Algumas pessoas me perguntam: Quanto tempo de quadrilha? Gosto de responder: a vida inteira!

Do fundo do baú vem a imagem do Centro Social Urbano Inácio Vale, lá nas barrocas, nos anos oitenta ,quando tudo começou. Participávamos de catequese e grupo de jovens. O arraiá de lá era conhecido por toda redondeza e quem ficava no comando das quadrilhas era a Silvia Vale. Como era bom! Eu, menor de todos, mas já atrevido, gostava de participar, de fazer a coisa acontecer, de ficar atento e reproduzir, em casa, com meus amigos imaginários. Sempre gostei de comandar, de ficar a frente, mas no grupo real não era assim, tinha que obedecer, as regras eram claras, as normas tinham de serem cumpridas e assim era.

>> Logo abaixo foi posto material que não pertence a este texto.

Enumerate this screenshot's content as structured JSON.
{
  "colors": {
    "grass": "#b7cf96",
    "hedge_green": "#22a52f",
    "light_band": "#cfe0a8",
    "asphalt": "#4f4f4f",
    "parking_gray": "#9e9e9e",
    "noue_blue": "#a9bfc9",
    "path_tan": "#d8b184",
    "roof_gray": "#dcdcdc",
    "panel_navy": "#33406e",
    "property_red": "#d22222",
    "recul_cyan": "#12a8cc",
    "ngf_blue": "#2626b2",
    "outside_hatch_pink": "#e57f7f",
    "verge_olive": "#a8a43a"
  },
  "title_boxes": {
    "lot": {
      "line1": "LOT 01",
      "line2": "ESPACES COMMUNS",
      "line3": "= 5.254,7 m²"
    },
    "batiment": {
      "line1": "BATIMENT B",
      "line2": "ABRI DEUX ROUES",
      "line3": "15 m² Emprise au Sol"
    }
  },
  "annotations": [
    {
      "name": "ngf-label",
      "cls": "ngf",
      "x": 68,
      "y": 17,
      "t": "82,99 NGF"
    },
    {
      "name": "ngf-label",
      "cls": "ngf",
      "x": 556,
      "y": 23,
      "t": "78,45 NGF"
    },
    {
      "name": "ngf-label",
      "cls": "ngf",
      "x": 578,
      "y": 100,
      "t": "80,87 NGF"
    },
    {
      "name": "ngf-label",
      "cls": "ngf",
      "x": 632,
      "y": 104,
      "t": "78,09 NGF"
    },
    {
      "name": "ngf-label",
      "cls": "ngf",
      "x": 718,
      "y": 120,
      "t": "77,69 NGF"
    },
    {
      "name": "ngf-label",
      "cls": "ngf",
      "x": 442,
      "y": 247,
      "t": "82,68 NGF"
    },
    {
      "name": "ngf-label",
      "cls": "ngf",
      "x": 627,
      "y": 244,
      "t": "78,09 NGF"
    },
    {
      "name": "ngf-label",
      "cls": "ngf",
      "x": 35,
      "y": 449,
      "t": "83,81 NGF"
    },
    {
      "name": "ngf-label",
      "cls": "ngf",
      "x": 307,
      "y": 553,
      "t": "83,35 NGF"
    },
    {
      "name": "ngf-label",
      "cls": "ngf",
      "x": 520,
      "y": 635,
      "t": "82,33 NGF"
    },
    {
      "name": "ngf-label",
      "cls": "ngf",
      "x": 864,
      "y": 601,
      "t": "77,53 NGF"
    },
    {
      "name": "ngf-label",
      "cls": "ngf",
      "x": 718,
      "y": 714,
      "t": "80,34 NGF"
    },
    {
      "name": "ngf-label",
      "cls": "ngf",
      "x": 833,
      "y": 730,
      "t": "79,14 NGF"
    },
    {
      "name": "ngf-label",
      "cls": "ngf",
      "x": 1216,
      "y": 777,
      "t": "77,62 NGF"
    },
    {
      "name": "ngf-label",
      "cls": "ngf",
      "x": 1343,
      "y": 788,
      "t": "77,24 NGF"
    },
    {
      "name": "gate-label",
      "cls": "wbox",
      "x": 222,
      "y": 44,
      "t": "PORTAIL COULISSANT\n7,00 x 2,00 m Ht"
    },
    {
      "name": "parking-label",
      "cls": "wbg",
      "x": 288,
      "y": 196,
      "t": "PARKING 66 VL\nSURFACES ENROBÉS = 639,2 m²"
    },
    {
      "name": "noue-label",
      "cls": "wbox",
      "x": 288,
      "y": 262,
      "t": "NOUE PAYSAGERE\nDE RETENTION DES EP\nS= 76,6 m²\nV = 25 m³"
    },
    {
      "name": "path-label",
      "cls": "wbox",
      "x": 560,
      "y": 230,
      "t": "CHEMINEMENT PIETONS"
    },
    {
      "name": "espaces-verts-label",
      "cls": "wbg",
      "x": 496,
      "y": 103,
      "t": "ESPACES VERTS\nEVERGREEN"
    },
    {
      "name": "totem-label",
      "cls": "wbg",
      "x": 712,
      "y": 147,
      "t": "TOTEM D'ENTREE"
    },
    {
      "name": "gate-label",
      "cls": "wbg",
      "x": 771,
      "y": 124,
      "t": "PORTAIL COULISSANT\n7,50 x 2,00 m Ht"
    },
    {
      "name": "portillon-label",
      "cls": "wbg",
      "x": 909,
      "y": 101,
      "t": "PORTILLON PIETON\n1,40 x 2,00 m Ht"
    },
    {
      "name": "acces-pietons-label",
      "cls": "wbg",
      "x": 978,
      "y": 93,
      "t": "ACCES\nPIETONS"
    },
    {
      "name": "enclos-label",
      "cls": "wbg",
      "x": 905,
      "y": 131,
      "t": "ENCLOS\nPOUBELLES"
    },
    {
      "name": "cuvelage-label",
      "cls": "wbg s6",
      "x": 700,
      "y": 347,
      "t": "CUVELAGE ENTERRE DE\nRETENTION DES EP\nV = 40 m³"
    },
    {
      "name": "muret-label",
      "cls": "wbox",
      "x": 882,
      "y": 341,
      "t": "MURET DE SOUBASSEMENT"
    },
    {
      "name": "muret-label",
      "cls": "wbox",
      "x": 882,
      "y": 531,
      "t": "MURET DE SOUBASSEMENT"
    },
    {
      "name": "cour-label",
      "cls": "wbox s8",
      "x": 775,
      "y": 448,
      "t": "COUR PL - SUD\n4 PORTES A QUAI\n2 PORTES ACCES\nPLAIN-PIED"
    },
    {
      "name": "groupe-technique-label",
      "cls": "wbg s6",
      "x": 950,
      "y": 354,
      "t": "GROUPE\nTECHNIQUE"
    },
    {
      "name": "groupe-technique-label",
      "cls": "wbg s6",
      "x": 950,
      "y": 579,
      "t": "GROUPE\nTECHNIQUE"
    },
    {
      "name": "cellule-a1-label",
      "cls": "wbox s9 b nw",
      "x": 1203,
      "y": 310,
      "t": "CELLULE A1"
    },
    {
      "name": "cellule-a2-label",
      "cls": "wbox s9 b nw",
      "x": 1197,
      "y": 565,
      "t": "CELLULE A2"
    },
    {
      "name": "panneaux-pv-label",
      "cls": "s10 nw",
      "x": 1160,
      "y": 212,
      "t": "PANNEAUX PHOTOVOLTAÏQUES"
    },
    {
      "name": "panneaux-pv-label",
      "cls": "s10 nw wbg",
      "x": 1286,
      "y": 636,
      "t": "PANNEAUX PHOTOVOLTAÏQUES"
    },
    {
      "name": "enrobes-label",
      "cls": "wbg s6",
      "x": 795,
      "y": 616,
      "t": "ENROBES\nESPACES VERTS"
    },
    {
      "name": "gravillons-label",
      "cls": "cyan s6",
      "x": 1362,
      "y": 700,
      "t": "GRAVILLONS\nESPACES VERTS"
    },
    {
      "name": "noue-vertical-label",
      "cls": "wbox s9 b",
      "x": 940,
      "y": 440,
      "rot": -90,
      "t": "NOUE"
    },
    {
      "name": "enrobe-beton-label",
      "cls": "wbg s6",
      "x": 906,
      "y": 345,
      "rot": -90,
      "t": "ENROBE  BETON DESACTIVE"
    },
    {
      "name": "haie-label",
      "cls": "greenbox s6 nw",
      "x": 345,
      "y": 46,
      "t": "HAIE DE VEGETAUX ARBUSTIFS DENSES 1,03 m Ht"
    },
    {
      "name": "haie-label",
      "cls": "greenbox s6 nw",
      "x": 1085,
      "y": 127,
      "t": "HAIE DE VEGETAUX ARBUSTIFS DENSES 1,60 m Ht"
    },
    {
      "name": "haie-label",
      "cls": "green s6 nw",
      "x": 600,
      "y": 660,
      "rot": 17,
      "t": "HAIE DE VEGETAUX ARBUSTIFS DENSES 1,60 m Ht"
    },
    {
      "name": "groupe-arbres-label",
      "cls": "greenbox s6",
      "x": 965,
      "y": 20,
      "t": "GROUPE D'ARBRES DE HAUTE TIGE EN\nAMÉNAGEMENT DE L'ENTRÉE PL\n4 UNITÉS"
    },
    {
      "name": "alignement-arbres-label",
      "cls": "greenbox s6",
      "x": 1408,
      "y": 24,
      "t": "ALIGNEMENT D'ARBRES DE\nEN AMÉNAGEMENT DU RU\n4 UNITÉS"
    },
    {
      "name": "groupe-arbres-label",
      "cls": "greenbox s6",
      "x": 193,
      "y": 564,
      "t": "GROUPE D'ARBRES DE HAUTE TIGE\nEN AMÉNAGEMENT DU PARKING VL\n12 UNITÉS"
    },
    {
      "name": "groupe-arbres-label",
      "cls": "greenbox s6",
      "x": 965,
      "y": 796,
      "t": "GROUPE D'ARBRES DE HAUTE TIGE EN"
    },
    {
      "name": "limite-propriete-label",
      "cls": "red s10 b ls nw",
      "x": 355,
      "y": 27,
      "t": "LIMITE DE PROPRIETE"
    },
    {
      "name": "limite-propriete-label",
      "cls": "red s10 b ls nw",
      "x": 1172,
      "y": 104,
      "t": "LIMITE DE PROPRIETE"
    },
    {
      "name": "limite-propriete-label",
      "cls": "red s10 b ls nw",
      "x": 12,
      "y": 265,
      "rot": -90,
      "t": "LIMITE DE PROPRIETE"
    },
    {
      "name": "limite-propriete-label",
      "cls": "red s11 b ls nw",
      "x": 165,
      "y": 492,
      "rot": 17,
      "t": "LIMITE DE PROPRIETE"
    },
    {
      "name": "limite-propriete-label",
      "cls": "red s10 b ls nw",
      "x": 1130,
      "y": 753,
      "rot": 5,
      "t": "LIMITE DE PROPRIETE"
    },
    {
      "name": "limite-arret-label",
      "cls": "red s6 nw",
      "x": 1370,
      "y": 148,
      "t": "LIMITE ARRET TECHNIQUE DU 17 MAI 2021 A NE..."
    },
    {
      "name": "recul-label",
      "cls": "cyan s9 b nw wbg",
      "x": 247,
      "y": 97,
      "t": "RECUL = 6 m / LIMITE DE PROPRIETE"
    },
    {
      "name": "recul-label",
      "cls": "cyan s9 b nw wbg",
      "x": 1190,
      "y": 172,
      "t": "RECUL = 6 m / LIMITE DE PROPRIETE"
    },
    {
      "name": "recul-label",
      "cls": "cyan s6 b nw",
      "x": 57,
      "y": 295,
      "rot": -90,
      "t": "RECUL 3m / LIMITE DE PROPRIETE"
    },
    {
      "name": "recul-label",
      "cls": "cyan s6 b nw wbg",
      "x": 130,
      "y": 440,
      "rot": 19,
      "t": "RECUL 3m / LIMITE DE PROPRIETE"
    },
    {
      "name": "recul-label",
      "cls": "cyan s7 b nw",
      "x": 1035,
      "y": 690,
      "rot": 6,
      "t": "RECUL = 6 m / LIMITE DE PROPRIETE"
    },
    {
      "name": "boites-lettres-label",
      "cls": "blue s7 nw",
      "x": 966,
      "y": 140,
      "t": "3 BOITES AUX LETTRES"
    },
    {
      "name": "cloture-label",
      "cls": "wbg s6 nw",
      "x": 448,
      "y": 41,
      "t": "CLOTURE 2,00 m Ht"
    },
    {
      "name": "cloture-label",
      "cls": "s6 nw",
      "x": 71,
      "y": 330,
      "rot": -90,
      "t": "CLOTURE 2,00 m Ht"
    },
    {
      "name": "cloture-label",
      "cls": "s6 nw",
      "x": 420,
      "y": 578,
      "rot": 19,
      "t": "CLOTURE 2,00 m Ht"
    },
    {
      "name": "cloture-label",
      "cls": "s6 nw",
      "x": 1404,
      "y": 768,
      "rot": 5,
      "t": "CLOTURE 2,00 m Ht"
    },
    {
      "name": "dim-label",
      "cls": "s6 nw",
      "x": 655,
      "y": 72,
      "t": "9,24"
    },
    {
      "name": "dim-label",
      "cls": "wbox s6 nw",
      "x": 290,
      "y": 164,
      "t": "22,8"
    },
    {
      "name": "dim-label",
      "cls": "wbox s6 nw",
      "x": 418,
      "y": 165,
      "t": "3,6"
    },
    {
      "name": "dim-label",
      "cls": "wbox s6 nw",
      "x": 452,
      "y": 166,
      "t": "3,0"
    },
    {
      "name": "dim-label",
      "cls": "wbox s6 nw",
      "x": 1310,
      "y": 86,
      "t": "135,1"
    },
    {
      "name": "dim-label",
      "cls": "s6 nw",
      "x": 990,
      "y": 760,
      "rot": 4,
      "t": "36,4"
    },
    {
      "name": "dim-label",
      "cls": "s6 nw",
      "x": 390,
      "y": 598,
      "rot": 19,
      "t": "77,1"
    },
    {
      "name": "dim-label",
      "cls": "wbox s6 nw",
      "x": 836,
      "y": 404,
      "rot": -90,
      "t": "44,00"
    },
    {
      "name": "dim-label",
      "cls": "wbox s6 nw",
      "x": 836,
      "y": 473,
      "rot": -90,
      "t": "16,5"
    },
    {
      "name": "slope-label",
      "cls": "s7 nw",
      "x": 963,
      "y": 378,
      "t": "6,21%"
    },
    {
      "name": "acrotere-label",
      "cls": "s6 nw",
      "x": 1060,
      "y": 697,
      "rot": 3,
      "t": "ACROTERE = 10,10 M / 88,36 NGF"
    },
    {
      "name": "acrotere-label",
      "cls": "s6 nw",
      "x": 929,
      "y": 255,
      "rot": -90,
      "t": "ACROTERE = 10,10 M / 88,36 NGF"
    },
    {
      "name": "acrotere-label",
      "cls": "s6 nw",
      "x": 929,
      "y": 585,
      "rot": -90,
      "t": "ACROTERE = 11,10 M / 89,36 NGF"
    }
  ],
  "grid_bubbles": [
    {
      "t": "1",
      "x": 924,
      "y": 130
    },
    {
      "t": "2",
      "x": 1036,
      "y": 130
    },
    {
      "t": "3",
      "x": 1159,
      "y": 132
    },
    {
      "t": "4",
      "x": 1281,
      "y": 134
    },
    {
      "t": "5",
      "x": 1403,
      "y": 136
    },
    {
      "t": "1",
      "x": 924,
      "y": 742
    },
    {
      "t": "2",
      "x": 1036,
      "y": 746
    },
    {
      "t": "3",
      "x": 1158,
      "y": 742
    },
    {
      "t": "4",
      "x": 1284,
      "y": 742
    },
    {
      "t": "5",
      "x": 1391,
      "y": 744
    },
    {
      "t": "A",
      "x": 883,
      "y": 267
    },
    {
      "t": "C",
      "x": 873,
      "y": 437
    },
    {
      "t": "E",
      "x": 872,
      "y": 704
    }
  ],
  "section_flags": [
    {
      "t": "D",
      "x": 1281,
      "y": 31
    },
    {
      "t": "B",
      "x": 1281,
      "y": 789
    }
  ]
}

De lá para a escola, no período ginasial. A gente queria dançar, mas não tinha marcador. Nessa época já atuávamos nos eventos escolares, já fazíamos os primeiros textos e as primeiras coreografias para as datas comemorativas. Desafio bom de organizar, de ser o marcador da quadrilha. Aprovado, aprovado e assim os anos se repetiram: marcamos quadrilha, participamos de grupos de teatro, fizemos aulas de danças, fomos incentivados a escrever e atuar nos eventos escolares. Da escola para a sociedade, para a igreja e liderança em grupos de jovens. Desenvolvemos a leitura pela cultura popular, antes tida como folclore, desenvolvidas em períodos determinados. Com a maturidade e os estudos dirigidos e direcionados, a oportunidade de criar um grupo nosso, de experiência nossa, de liderança nossa, de responsabilidade nossa. Aos poucos vai nascendo a SENSAÇÃO. O gosto, a prática, a descoberta e a inovação: criávamos passos novos, recriávamos novas maneiras de desenvolver os passos tradicionais, éramos aos mesmo tempo marcador e brincante do cordão, dávamos ritmo e descobríamos novas maneiras de chamar a atenção de todos. Era um trabalho prazeroso, dinâmico, inovador. Cada ano o grupo crescia e aumentava a responsabilidade misturada com prazer e devoção a um trabalho de alma, de gozo, de plenitude.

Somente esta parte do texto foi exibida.